CRÓNICA DA CIDADE QUE ANDA COM A REVOLUÇÃO DAS PERNAS
O alarme tocou. Era hora de acordar, mas os olhos pesavam como se carregassem o mundo inteiro, e o corpo, esse, mendigava mais uns minutos de sossego. A mente, no entanto, gritava, como quem sabe que a cidade não espera.

O clima estava fresco. A água… melhor nem imaginar. Mas o dever chamava e o tempo, esse senhor inflexível, empurrava-me para fora dos lençóis. Entre aquecer a água ou encarar a frescura, venci-me pela coragem: vamos ao exercício. A boa disposição regressou logo que o choque térmico me arrancou da letargia.

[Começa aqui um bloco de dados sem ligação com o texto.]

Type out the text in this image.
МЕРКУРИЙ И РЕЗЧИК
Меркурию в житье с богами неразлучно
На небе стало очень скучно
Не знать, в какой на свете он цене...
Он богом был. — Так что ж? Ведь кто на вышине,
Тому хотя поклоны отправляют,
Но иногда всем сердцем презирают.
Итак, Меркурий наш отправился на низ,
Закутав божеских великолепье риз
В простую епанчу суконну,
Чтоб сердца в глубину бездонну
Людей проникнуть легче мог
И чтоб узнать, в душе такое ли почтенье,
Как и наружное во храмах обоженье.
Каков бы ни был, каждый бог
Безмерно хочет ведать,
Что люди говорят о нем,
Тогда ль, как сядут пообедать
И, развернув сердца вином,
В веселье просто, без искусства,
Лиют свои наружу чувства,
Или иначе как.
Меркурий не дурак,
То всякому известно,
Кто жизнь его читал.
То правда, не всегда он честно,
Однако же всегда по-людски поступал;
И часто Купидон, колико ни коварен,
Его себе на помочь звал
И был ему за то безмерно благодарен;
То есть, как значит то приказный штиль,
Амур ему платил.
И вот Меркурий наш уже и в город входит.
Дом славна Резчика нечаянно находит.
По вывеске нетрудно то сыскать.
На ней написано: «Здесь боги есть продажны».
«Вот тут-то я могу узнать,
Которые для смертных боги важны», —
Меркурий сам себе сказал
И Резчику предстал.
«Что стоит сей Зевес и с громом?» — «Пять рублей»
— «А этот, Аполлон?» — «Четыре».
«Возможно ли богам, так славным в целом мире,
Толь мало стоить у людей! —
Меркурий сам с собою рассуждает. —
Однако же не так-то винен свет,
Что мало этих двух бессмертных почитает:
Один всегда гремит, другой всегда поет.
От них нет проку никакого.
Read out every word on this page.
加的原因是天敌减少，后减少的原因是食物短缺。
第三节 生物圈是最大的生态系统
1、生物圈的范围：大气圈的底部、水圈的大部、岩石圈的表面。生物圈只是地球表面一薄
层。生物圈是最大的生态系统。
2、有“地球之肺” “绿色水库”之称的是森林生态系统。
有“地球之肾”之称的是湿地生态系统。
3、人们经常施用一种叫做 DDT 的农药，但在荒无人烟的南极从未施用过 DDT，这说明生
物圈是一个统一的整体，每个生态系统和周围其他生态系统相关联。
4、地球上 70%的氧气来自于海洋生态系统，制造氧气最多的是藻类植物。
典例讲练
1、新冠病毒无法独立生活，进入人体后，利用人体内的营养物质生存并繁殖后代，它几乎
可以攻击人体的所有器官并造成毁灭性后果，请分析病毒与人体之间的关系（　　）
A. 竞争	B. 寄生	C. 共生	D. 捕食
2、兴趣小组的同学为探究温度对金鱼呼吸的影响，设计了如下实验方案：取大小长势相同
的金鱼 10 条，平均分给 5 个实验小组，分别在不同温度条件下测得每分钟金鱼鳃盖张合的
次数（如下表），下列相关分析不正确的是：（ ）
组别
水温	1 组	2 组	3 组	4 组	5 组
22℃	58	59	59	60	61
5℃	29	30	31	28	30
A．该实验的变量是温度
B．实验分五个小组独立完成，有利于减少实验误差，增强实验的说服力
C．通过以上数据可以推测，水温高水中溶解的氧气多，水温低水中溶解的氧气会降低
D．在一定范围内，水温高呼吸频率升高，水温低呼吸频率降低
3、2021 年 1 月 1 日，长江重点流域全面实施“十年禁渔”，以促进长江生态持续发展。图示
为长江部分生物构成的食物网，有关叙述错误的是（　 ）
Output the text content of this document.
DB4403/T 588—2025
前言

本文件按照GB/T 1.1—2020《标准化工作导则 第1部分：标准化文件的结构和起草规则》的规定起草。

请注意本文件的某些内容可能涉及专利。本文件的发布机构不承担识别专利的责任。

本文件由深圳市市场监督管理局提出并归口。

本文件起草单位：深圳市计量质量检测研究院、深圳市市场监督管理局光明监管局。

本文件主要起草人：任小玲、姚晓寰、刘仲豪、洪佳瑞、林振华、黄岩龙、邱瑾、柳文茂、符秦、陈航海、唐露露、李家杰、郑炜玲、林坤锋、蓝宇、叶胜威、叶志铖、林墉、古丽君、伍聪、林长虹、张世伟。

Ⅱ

Depois de me preparar, algo quente no estômago não faltou e um até breve à família foi o outro passo. No caminho para a paragem, deparei-me com um cenário insólito: muita gente a andar a pé, e os táxis... vazios. Apenas os motoristas lá estavam, à espera, encostados às portas, de olhos inquietos.
“Será feriado?”, pensei. Mas logo me lembrei: estou sempre ligado, num clique apenas, e não havia nenhuma notícia disso. Olhei em volta, desconfiado. “Será treino para a São Silvestre?”, o humor que me resta logo pela manhã.
Decidi entrar na dança e acompanhar a corrente de passos. Ao virar da esquina, reencontrei alguém que não via há anos. Os olhares cruzaram-se e os sorrisos surgiram, espontâneos como a brisa matinal. Saudámo-nos com alegria e seguimos caminhos opostos, desejando reencontrar-nos noutra alvorada.
Mais adiante, já noutra paragem, observei melhor a maratona matinal: viaturas e pessoas competiam por espaço e tempo. Uns com auriculares, outros com o pensamento no ar. Havia pressa nos pés e vazio nos assentos dos taxistas. O frio pedia companhia, mas os assentos continuavam a clamar por passageiros.
E ali percebi. Não era feriado, nem corrida de fim de ano. Era matemática urbana em acção.
Com o litro do combustível a ganhar vaidade e o papel com foto a minguar, muitos decidiram fazer contas à vida. Onde antes se apanhavam três ou quatro táxis, agora reduziu-se a dois ou até um. O resto é feito a pé, com o suor da manhã e a fé nos tornozelos.
Lembrei-me dos meus antigos professores de matemática. Até parecia ver os gráficos: quilómetros percorridos x kwanzas poupados. A cidade transformou-se num grande quadro, onde se desenha a sobrevivência com giz de esforço.
Alguns, exaustos, chegam a casa com os pés em brasa, talvez uma massagem improvisada resolva. Outros fazem do caminho uma filosofia, um protesto silencioso contra o preço do viver.
A competição entre o motor natural e o motor industrial continua. No geral, as viaturas ganham. Mas nem sempre. Vi candongueiros a soluçar, a deitar fumo, a precisar de empurrão. A cidade também cansa.
O combustível tornou-se ouro líquido. Quem o quer, paga caro. Quem o vende, conta que suou para o ter, dizem que nasceu após nove meses de espera. E nós? Ficámos no meio do percurso: entre o andar e o pagar, entre o chegar e o resistir.
Alguns preferem escrever. Outros gritar e há os que simplesmente caminham, porque na avenida da vida, o foco nem sempre é o mesmo, mas o destino é comum: sobreviver com dignidade.
A viagem é longa e de lá, nasceu a crónica da cidade que anda com a revolução das pernas!